Occasionally, some patients can be allergic to some of the component materials of their orthodontic appliances. This may require a change in treatment plan or discontinuation of treatment prior to completion. Any known patient allergies should be disclosed to the orthodontist prior to beginning treatment.


The mouth is very sensitive so you can expect some temporary discomfort due to the placement of orthodontic appliances. Most of this discomfort will occur within a few days of the initial placement of the appliances. This discomfort is normal and expected. Non-prescription pain medication can be used during this adjustment period as the patient gets used to the appliances. The discomfort is temporary and should resolve in a few days.

Tooth Extractions

Some orthodontic cases will require the removal of deciduous (baby) or permanent (adult) teeth. The decision to recommend tooth extractions is taken very seriously. When indicated, we will refer the patient to their family dentist or an oral surgeon for the extraction. Please be aware that tooth extractions are not performed in our office.

Orthognathic Surgery

Some patients have significant skeletal disharmonies which require orthognathic (jaw) surgery in conjunction with orthodontic treatment. We will refer that patient to an oral surgeon for a surgical consultation before starting orthodontics.

Oral Hygiene

Excellent oral hygiene is essential during orthodontic treatment. General dental exams and cleanings are not performed in our office and we strongly recommend that all patients continue to visit their family dentist regularly. Inadequate or improper oral hygiene could result in cavities, discolored teeth, periodontal (gum) disease and/or decalcification.

Periodontal Disease

Periodontal (gum and bone) disease can develop or worsen during orthodontic treatment due to many factors. Our doctors will monitor the patient’s periodontal status during orthodontic treatment. If the periodontal condition worsens significantly, we will refer the patient to their general dentist or a periodontist for evaluation and treatment.

Root Resorption

The roots of some teeth may become shorter during orthodontic treatment. It is not known exactly what causes root resorption, nor is it possible to predict which patients will experience it. If resorption is detected during orthodontic treatment, your orthodontist may recommend a pause or discontinuation of treatment.

Nerve Damage

A tooth that has been traumatized by an accident or deep decay may have damage to the nerve. Although unlikely, orthodontic movement may aggravate this condition. In some cases root canal treatment or extraction may be necessary.

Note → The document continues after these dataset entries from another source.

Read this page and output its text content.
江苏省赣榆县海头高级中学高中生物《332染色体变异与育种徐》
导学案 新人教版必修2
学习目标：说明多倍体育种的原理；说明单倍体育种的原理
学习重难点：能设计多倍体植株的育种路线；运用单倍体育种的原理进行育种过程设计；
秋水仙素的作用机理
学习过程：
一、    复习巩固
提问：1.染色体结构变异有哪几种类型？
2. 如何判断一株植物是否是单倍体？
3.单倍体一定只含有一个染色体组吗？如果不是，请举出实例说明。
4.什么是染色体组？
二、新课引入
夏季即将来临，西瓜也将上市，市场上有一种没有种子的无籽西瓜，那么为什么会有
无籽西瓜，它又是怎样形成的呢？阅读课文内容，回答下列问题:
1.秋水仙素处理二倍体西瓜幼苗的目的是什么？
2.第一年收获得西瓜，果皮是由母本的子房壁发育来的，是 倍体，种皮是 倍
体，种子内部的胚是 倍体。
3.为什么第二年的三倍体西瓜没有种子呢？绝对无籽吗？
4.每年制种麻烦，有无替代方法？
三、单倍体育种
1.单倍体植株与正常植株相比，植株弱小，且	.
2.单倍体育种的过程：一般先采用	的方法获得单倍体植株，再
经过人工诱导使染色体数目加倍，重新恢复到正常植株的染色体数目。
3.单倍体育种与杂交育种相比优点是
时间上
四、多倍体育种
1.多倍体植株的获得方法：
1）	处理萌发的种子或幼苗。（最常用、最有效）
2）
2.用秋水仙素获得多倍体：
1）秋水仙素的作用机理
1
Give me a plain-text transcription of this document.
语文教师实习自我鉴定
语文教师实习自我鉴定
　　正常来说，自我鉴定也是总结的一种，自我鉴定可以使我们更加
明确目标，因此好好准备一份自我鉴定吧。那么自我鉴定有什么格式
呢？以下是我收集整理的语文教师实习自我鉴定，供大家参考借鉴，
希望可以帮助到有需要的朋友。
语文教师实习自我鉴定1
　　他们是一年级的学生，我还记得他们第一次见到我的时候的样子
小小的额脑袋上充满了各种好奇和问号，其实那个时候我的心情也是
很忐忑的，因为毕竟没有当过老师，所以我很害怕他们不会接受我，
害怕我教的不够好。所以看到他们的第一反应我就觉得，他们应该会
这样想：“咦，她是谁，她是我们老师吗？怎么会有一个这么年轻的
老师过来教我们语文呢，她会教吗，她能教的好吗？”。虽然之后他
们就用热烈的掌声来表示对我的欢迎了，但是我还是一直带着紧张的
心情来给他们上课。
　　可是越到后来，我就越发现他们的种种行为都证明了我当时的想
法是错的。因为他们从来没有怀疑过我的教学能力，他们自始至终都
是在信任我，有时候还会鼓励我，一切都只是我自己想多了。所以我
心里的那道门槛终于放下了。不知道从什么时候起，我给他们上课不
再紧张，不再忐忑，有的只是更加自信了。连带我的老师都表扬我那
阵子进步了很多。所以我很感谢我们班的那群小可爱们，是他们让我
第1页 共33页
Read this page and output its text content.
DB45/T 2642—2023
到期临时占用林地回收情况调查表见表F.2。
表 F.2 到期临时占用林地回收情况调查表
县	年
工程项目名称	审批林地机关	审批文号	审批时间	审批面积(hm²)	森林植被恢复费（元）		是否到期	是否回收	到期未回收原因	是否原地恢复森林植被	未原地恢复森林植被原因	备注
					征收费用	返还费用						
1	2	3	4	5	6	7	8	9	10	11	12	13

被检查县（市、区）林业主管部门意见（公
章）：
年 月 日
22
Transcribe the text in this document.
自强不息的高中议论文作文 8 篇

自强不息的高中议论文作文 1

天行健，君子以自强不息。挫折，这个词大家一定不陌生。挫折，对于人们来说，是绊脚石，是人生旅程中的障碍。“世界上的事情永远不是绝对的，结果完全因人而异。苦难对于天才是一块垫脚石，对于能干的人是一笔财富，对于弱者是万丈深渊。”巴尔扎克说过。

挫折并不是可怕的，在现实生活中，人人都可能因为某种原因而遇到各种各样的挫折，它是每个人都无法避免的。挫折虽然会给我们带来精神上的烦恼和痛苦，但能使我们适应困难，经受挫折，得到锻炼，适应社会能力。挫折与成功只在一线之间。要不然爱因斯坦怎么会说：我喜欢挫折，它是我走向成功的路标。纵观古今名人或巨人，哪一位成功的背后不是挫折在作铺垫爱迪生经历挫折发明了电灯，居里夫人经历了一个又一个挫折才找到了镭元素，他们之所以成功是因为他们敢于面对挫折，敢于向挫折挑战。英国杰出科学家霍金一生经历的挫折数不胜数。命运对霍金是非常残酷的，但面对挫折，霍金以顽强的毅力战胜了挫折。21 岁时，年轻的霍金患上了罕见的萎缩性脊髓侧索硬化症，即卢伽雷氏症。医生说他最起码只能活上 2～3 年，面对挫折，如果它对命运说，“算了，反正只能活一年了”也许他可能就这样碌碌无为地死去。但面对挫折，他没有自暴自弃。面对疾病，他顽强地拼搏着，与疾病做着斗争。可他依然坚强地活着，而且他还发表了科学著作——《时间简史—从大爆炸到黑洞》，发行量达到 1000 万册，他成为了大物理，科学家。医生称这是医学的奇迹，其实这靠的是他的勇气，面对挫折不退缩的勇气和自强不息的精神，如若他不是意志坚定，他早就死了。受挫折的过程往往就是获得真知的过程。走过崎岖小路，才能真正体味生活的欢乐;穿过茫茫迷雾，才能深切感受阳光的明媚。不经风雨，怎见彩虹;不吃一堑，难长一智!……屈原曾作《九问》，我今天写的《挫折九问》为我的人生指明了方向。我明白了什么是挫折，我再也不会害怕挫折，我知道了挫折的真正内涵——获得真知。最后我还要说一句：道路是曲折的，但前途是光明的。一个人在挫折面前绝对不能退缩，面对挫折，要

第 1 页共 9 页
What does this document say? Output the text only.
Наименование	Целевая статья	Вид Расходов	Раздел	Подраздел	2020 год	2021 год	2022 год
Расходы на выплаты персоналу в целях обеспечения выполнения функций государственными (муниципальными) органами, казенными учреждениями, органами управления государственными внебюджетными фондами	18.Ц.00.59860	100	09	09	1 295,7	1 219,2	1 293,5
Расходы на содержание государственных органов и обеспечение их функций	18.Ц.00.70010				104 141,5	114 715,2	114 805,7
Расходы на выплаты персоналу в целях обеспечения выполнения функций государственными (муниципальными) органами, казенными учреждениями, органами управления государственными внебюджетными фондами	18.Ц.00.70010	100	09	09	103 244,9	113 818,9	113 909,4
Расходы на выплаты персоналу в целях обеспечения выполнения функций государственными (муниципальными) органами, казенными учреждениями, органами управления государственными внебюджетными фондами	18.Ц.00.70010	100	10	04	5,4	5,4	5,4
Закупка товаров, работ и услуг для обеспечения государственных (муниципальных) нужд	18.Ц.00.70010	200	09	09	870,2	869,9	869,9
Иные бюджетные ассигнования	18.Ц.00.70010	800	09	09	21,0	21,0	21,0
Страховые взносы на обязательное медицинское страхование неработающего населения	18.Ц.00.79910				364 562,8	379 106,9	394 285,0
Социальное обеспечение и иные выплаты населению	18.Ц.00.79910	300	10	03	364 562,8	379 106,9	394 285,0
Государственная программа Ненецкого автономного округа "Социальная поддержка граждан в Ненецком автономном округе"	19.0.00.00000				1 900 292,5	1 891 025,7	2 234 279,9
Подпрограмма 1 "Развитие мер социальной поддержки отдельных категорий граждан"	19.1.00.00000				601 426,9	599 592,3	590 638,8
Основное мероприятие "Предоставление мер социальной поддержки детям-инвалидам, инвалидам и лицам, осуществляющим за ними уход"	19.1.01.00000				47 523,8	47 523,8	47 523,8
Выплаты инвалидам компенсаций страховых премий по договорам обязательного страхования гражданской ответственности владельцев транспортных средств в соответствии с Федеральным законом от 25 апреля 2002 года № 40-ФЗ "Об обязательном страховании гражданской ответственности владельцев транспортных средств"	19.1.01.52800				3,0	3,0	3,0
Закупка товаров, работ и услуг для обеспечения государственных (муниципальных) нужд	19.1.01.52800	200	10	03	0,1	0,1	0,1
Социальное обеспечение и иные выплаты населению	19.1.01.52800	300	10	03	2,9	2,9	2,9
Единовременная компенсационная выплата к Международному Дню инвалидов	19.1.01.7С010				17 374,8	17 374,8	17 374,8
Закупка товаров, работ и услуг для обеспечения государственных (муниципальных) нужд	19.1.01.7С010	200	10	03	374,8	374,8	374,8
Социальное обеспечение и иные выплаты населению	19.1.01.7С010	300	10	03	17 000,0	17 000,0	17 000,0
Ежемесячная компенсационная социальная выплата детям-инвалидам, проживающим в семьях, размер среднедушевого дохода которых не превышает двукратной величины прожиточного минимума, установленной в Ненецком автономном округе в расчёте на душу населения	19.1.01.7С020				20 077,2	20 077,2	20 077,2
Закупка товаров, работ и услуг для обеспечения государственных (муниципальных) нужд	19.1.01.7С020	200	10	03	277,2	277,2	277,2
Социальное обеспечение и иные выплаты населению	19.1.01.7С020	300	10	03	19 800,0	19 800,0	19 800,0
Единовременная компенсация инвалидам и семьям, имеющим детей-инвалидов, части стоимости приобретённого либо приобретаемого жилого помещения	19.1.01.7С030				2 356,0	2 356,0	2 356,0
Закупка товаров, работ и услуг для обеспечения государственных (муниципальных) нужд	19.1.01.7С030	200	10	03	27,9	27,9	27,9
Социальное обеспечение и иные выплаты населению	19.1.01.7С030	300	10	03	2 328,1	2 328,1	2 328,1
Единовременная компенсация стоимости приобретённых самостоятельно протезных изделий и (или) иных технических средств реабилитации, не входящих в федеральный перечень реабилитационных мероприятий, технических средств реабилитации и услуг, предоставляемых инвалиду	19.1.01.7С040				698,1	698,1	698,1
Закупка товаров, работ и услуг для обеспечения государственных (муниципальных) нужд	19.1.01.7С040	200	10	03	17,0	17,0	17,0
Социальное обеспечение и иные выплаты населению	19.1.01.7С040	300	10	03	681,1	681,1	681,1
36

Temporomandibular Joint (TMJ) Dysfunction

Problems may occur in the temporomandibular joints (TMJ) causing pain or headaches. Many factors can affect the health of the jaw joints, including past trauma, arthritis, hereditary TMJ problems, excessive tooth grinding or clenching, poorly balanced bite and some other medical conditions. Joint problems may occur with or without orthodontic treatment. Any jaw joint symptoms, including pain, jaw popping or difficulty opening or closing, should be promptly reported to the orthodontist. Treatment by other medical or dental specialists may be necessary.

Occlusal Adjustment

You can expect minimal imperfections in the way your teeth meet following the end of treatment. An occlusal equilibration procedure may be necessary, which is a method used to fine-tune the occlusion (bite).


Completed orthodontic treatment does not guarantee perfectly straight teeth for the rest of your life. Teeth will continue to shift throughout your life and retainers will be required to keep your teeth in their new positions. Even with proper retainer wear changes in tooth and bite alignment can occur due to natural causes, including growth and maturation that continue throughout life. Minor irregularities, particularly in the lower front teeth, may have to be accepted and some changes may require additional orthodontic treatment.

Please address any questions or concerns regarding this informed consent with your orthodontist before signing this document or beginning orthodontic treatment.